C'est surtout à Tirlemont (Thienen), où il est patron de l'église principale de la ville, que sa fête se célèbre avec beaucoup de pompe. Cette église, située sur une petite hauteur au centre de la ville, fut bâtie en 1221 sur les ordres de Henri 1er, duc de Brabant, qui y établit un chapitre de douze chanoines. Elle est célèbre par un fragment de la vraie croix dont Godefroid de Bouillon a fait don à la ville, et qui y est vénéré encore, notamment le 4 mai de chaque année.

Jadis on y voyait aussi une statue miraculeuse de la Vierge, sur laquelle, d'après l'historien J. Gramaye, s'étaient vainement acharnés les iconoclastes, et que l'on invoquait particulièrement contre la peste, parce qu'en 1597 les habitants obtinrent, par son intercession, d'être délivrés de cette maladie qui ravageait alors cruellement la ville.

La confrérie du saint Rosaire, qui est érigée dans l'église de Saint-Germain, est fort ancienne, et on prétend même qu'elle y a été érigée par saint Thomas d'Aquin.

En l'honneur de la fête du saint patron, une procession parcourt l'intérieur de l'église [113].

Le lundi de la Pentecôte est en général le grand jour des fêtes et excursions champêtres; c'est en même temps le jour où un grand nombre de kermesses et de pèlerinages ont lieu.

A Amay, bourg situé entre Huy et Liége, les fidèles vont en pèlerinage, de même que le 1er mai, à la petite chapelle, sur la cime d'un rocher, où repose la dépouille de saint Pompée, chapelain de Sainte-Ode, pour invoquer ce saint contre les maladies du bétail [114].
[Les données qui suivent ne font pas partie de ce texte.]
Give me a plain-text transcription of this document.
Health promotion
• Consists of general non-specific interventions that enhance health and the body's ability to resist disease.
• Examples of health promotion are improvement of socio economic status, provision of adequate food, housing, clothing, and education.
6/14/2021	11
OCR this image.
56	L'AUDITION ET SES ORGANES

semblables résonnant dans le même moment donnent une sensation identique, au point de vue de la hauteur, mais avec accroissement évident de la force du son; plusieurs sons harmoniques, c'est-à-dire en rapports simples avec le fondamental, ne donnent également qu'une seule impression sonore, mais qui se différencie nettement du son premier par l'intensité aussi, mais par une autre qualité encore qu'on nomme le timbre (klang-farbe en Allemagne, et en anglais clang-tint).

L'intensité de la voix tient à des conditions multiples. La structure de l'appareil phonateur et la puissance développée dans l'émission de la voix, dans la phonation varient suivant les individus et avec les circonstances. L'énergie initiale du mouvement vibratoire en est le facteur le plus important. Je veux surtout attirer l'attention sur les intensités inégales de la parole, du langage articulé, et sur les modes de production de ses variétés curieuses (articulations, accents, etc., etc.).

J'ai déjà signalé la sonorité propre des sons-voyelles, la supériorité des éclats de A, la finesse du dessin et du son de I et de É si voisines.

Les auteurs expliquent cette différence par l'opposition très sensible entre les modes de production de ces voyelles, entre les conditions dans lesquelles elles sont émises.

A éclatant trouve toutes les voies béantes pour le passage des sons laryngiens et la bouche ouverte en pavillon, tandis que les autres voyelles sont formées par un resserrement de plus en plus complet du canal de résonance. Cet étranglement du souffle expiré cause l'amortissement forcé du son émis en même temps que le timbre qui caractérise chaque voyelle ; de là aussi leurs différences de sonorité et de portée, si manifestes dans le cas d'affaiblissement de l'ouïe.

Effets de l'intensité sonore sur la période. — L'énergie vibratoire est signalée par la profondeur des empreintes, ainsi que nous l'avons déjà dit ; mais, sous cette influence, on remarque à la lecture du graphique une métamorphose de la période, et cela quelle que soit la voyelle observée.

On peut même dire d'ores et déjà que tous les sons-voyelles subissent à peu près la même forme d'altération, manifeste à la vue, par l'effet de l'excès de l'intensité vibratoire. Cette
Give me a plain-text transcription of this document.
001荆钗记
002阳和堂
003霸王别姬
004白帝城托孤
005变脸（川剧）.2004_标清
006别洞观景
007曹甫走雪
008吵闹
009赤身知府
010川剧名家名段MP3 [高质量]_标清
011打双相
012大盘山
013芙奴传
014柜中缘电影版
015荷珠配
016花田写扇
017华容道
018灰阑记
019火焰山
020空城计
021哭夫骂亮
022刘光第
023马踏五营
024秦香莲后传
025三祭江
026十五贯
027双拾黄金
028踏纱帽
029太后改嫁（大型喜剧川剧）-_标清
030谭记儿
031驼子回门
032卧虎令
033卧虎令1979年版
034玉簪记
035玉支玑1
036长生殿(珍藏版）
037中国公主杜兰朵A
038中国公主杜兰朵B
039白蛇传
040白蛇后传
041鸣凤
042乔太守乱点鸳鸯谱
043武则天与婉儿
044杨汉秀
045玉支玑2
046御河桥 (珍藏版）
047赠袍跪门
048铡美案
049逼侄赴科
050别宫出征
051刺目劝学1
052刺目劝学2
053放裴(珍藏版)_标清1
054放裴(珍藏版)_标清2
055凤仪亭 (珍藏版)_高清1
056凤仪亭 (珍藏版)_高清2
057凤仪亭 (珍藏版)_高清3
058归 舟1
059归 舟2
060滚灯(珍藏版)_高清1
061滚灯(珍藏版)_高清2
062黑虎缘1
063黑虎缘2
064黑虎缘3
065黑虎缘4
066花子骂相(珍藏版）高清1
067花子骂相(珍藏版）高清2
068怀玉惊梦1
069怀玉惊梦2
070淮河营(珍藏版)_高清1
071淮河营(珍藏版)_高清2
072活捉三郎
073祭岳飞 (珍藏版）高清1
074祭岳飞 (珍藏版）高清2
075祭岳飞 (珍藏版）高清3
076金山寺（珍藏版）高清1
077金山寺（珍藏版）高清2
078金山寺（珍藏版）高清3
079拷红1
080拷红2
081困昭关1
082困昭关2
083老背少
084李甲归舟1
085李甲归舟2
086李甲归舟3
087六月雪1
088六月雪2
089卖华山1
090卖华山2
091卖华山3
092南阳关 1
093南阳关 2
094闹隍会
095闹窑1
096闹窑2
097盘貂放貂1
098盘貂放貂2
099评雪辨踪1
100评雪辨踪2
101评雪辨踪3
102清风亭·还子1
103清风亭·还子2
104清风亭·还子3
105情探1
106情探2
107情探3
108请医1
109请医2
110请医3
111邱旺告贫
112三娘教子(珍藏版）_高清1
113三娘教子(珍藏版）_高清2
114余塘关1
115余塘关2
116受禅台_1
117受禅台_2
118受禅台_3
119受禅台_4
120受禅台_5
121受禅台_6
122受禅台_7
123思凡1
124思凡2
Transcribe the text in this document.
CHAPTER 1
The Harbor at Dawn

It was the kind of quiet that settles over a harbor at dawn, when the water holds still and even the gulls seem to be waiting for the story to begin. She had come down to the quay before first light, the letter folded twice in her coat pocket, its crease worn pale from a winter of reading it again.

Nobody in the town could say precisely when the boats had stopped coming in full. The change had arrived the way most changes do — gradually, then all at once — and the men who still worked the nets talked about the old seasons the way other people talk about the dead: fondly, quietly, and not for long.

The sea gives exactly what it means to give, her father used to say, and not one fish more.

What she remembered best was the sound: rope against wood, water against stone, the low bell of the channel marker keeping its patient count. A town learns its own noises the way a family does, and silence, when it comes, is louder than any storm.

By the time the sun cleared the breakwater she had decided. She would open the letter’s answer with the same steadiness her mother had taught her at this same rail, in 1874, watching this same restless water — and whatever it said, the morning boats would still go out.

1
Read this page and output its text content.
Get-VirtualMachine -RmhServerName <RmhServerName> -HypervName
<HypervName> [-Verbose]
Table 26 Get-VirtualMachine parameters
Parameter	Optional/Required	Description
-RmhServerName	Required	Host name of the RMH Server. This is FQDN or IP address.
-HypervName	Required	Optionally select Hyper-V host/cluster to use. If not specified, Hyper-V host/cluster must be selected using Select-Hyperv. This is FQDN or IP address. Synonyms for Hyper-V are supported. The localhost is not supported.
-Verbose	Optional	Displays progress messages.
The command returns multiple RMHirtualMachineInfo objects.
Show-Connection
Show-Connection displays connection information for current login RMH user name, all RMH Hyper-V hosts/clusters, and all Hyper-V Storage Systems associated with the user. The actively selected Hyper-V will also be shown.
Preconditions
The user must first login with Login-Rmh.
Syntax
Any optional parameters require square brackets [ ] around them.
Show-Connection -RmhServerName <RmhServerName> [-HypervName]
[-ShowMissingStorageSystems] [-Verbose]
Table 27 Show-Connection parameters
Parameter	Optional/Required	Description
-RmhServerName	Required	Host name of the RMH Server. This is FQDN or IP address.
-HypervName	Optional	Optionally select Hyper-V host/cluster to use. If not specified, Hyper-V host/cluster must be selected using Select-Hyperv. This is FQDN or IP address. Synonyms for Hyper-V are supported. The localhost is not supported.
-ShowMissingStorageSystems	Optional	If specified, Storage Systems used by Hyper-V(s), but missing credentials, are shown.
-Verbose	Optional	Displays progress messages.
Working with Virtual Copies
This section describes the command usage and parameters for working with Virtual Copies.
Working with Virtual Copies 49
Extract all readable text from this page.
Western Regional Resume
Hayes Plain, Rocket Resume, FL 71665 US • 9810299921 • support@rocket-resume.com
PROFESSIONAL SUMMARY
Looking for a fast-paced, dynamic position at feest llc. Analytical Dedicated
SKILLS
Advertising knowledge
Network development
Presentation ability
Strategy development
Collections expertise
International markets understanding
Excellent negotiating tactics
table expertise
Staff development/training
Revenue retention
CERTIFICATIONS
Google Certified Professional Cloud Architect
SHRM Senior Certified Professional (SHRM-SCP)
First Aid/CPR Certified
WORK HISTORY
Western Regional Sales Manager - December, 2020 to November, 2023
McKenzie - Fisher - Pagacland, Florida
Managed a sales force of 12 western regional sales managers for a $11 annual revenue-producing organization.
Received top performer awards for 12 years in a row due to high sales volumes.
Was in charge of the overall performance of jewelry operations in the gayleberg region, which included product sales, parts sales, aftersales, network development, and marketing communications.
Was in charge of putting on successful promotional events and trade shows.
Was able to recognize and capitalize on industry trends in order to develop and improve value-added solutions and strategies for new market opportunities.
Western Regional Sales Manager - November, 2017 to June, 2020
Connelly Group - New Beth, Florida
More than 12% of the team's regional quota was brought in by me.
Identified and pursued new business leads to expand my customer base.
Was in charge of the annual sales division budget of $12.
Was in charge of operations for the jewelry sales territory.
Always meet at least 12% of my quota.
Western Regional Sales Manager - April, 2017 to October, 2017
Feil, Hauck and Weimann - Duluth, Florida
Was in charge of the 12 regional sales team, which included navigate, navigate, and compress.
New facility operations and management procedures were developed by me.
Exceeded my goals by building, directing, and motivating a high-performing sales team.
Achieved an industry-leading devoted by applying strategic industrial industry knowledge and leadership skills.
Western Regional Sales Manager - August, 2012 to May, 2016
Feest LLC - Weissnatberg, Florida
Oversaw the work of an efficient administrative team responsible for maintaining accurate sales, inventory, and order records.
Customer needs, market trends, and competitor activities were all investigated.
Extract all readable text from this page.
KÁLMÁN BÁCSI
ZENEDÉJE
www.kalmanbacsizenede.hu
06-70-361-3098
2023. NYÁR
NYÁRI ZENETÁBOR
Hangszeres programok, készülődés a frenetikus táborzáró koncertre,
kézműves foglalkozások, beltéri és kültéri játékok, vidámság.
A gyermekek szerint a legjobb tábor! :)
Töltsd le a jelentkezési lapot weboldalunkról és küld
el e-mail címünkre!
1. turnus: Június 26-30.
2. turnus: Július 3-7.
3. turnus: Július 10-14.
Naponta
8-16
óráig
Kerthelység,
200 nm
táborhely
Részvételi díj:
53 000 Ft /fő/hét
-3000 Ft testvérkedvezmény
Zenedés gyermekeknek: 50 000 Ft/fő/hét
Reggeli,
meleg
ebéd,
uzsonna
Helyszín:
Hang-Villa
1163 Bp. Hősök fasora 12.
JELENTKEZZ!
A Anderlecht, près de Bruxelles, a lieu la grande kermesse.

Les paysans belges qui rendent encore aujourd'hui un culte fervent à saint Guidon, dont ils implorent l'intercession contre la dyssenterie, les maladies contagieuses et les maladies du bétail et des chevaux, partent en foule pour Anderlecht, les uns à pied, les autres montés sur des chevaux ornés de rubans et de bouquets. Arrivés au cimetière, ils font le tour de l'église; puis, après avoir entendu la messe, ils circulent autour du maître-autel et de la statue du saint dont ils touchent le manteau. Les jeunes gens de la paroisse accompagnaient autrefois la procession à cheval, déchargeant des pistolets à chaque instant. Ces détonations occasionnaient très-souvent une panique subite et, au milieu du bruit, les chanoines devaient cesser leurs chants. Pour abolir cette coutume, qui devenait de plus en plus intolérable, le magistrat de Bruxelles, à la prière du chapitre, défendit de tirer ce jour-là des coups de feu, sous peine d'une amende de 213 florins (ordonnance en date du 11 septembre 1781).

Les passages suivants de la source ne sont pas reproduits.